Of course, these things didn't happen in Ash's story. But the treatment of time must be consistent. We have to have a theory of time which explains the things which reasonably might have happened, even when they don't. Thus, 1300's castle without Ash...1950's birth of Ash...1970's Ash thrown back in time...1300's repeated with Ash...Ash thrown forward in time...1950's Ash born in alternate history...1970's Ash thrown back in time and Ash returns from the past to continue into the future.
The fact that Ash left the 20th century for any time at all is not important. It is no different than if he had moved to Boston for a while and then come back.

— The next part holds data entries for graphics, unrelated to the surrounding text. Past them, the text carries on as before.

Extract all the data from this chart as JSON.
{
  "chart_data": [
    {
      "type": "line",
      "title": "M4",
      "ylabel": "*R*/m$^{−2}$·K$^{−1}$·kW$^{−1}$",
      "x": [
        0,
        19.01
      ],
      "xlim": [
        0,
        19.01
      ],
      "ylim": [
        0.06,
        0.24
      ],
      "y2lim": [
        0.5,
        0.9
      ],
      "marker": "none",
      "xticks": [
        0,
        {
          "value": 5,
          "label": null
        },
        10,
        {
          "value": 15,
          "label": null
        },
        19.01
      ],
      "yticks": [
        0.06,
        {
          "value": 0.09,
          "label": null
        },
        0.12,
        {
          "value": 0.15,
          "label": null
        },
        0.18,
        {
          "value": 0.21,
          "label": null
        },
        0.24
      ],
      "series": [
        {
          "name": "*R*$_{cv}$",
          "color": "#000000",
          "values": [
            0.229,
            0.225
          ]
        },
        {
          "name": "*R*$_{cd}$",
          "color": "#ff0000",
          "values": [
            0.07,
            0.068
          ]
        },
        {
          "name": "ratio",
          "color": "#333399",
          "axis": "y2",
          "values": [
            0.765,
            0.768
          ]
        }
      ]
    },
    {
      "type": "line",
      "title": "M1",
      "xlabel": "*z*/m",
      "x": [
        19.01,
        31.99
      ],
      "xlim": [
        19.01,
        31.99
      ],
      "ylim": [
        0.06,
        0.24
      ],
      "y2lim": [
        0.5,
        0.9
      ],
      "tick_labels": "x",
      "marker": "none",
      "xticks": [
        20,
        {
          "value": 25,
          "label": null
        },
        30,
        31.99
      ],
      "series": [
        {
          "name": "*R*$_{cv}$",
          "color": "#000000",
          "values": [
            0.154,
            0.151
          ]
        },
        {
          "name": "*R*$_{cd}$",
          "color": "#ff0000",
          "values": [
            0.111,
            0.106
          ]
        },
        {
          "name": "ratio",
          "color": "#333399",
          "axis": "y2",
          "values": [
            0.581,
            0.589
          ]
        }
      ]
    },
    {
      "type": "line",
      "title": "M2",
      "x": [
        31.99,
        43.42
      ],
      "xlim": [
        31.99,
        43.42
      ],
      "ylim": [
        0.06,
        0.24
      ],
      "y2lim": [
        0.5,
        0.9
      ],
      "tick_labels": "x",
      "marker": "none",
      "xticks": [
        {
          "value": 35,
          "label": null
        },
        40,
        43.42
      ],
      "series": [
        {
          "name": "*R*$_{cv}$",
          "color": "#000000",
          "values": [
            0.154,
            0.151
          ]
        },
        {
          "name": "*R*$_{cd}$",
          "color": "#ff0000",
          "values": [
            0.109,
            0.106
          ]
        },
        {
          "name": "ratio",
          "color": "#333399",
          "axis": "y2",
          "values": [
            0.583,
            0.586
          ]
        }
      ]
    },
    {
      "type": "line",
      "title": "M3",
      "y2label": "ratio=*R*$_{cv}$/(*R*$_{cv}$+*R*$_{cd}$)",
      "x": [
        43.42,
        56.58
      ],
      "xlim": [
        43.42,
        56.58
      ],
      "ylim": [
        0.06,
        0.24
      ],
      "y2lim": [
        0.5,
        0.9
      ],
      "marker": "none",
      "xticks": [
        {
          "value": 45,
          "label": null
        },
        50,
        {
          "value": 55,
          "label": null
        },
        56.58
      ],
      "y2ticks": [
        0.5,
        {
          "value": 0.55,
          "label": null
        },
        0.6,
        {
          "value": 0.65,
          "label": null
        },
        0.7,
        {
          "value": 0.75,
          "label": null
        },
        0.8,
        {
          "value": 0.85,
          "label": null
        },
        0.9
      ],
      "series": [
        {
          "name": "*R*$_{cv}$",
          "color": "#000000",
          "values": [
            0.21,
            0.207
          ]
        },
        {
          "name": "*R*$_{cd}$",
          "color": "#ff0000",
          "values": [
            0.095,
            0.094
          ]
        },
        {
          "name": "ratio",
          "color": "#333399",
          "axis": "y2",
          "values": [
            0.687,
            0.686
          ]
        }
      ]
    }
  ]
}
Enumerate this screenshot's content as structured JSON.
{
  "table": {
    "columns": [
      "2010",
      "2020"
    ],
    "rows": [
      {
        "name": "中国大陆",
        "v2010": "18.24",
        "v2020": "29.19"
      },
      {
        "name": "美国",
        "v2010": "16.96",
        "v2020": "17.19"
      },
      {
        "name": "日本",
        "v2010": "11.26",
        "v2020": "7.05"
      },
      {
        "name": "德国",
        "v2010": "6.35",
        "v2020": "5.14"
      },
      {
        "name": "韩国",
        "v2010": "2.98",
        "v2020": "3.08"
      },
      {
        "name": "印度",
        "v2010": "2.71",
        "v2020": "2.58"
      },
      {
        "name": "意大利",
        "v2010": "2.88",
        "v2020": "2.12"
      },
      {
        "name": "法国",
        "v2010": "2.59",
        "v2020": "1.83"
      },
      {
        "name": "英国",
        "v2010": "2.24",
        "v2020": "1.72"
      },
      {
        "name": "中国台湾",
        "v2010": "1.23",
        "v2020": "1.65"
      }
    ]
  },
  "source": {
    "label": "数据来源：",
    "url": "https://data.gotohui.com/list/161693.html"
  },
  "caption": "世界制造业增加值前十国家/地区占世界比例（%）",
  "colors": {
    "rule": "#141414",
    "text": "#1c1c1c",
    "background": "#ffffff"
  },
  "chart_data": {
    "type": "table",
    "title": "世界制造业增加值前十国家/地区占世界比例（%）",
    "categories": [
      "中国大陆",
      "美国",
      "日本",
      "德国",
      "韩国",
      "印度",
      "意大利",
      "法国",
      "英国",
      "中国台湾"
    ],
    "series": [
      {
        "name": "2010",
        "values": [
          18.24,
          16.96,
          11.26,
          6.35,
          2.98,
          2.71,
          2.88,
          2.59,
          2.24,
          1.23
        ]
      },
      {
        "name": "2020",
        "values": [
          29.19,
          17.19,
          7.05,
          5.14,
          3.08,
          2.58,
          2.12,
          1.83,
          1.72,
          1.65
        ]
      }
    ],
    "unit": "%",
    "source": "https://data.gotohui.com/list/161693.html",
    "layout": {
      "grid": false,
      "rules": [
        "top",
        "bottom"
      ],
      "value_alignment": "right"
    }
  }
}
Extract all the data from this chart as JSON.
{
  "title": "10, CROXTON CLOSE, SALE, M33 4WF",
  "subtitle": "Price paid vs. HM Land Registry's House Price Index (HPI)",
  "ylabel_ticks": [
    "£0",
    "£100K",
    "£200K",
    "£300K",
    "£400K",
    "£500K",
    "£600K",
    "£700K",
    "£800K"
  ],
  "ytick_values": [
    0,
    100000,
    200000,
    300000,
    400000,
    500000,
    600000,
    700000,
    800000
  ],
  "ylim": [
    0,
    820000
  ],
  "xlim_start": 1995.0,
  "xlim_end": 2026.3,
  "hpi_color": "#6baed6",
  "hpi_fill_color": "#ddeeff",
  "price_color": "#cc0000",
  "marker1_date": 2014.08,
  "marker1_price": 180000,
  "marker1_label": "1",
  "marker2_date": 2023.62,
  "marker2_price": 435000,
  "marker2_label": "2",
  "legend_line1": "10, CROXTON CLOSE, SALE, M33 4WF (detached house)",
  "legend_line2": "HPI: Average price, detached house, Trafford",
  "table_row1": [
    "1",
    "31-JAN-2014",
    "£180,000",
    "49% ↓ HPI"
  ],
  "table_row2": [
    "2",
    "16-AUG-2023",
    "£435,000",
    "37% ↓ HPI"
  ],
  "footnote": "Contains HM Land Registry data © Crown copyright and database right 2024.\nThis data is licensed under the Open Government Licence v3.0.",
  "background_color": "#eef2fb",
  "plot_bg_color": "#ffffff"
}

Concerning Ash being the promised one, in Army of Darkness, the book only predicted that someone would come--it did not predict that that one would come "from the future". No one can come from the future until the future exists. But I think that the information available strongly suggests that in the original time line someone arose to fulfill the prophecy. It cannot have been Ash, for the reasons explained: there has to be a timeline which reaches his birth before he can go back to alter that past--and there's the critical concept. When Ash goes back into the past, he is altering the past--which means there must have been an original past for him to alter, and that original past did not include him. Once he alters it, it is forgotten, unknown to history, because it has all been erased; but it must have existed in an original time line. Back to the Future is very instructive in this regard, and worth a look.
Don't apologize for your age. You've shown as good an ability to recognize the time travel problems as most of those who write to me. I'm glad to be able to help you understand it.
Let me know if this is clear. Thanks again for your interest. And by the way, your brother has written back and indicated that he will be taking a look at the web site as soon as he has some time, so perhaps he'll be able to field questions (there's an advantage to being able to chat with someone as opposed to working by e-mail).